Para compreendermos porque a Jesus “convinha que, em todas as cousas, se tornasse semelhante aos irmãos”, primeiro temos de compreender a Nova Aliança
Todos sabemos que sob a Nova Aliança os nossos pecados são cobertos pela dádiva da graça de Cristo. E o que é uma aliança? É um acordo entre duas ou mais partes no qual a cada parte se requer que cumpra certos termos. Há todos os tipos de alianças, incluindo aliança de casamento, onde duas pessoas se tornam uma entidade. Contratos legais são alianças para negócios, quando, por exemplo, dois proprietários fundem esforços tal que ambos os lados se beneficiem. Tratados de paz entre nações são alianças, nas quais os lados em combate concordam em cessar hostilidades, e se beneficiam reciprocamente de outras maneiras.

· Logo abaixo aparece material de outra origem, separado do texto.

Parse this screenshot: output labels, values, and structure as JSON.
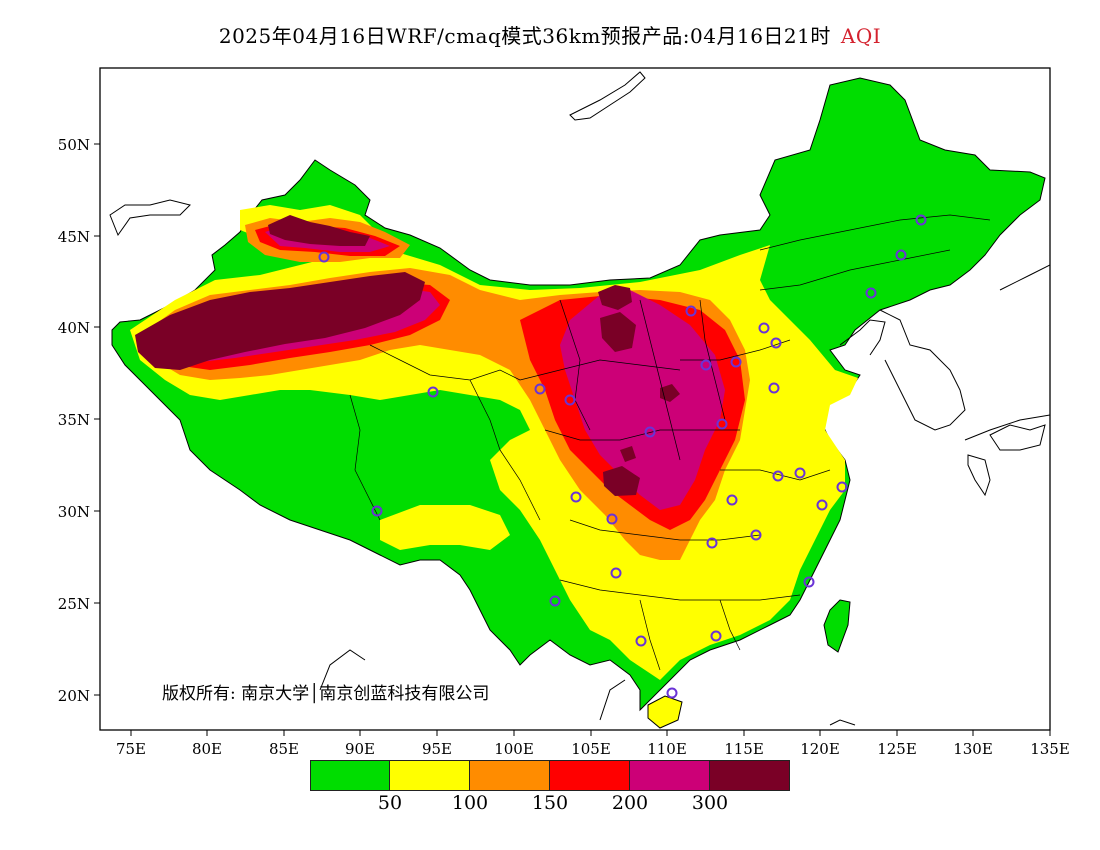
{
  "title": {
    "main": "2025年04月16日WRF/cmaq模式36km预报产品:04月16日21时",
    "highlight": "AQI"
  },
  "map": {
    "lat_ticks": [
      "20N",
      "25N",
      "30N",
      "35N",
      "40N",
      "45N",
      "50N"
    ],
    "lon_ticks": [
      "75E",
      "80E",
      "85E",
      "90E",
      "95E",
      "100E",
      "105E",
      "110E",
      "115E",
      "120E",
      "125E",
      "130E",
      "135E"
    ]
  },
  "colors": {
    "aqi_good": "#00dd00",
    "aqi_moderate": "#ffff00",
    "aqi_usg": "#ff8c00",
    "aqi_unhealthy": "#ff0000",
    "aqi_very_unhealthy": "#cc0077",
    "aqi_hazardous": "#7a0026",
    "station_ring": "#6a33d6"
  },
  "legend": {
    "colors": [
      "#00dd00",
      "#ffff00",
      "#ff8c00",
      "#ff0000",
      "#cc0077",
      "#7a0026"
    ],
    "labels": [
      "50",
      "100",
      "150",
      "200",
      "300"
    ]
  },
  "copyright": "版权所有: 南京大学│南京创蓝科技有限公司"
}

Ao longo da Bíblia vemos Deus fazendo alianças com Seu povo. Em cada caso Ele diz, “Eis o que farei do Meu lado. Ao cumprir a sua parte, eis as bênçãos e benefícios que virão a vocês”. Deus sempre cumpriu Sua parte nestas alianças. Porém o homem nunca foi capaz de fazê-lo; ele tem continuamente fracassado em sustentar a sua parte em todas elas.
A primeira aliança que Deus fez foi com Adão, que a quebrou ao cair na tentação de Satanás. Noé também teve parte na aliança de Deus, quando Este lhe prometeu que nunca iria destruir a terra outra vez pela água. Imediatamente após o dilúvio, Noé se embebedou, quebrando o acordo que deveria ser cumprido como sustentação da lei de Deus. Até hoje nenhum cristão conseguiu melhorar este padrão. Nenhum de nós é capaz de guardar uma aliança com Deus, não importa o quanto tenhamos de boas intenções. Os nossos corações inclinam-se a se desviar, saindo dos caminhos dEle em busca de nossos próprios.
O Senhor previu tudo isso. E desde o início fez planos para colocar em prática uma aliança perfeita que não poderia ser quebrada. Ele decretaria uma aliança como nunca houvera antes, um pacto com uma única provisão: a garantia de que nenhum dos lados jamais quebraria a aliança.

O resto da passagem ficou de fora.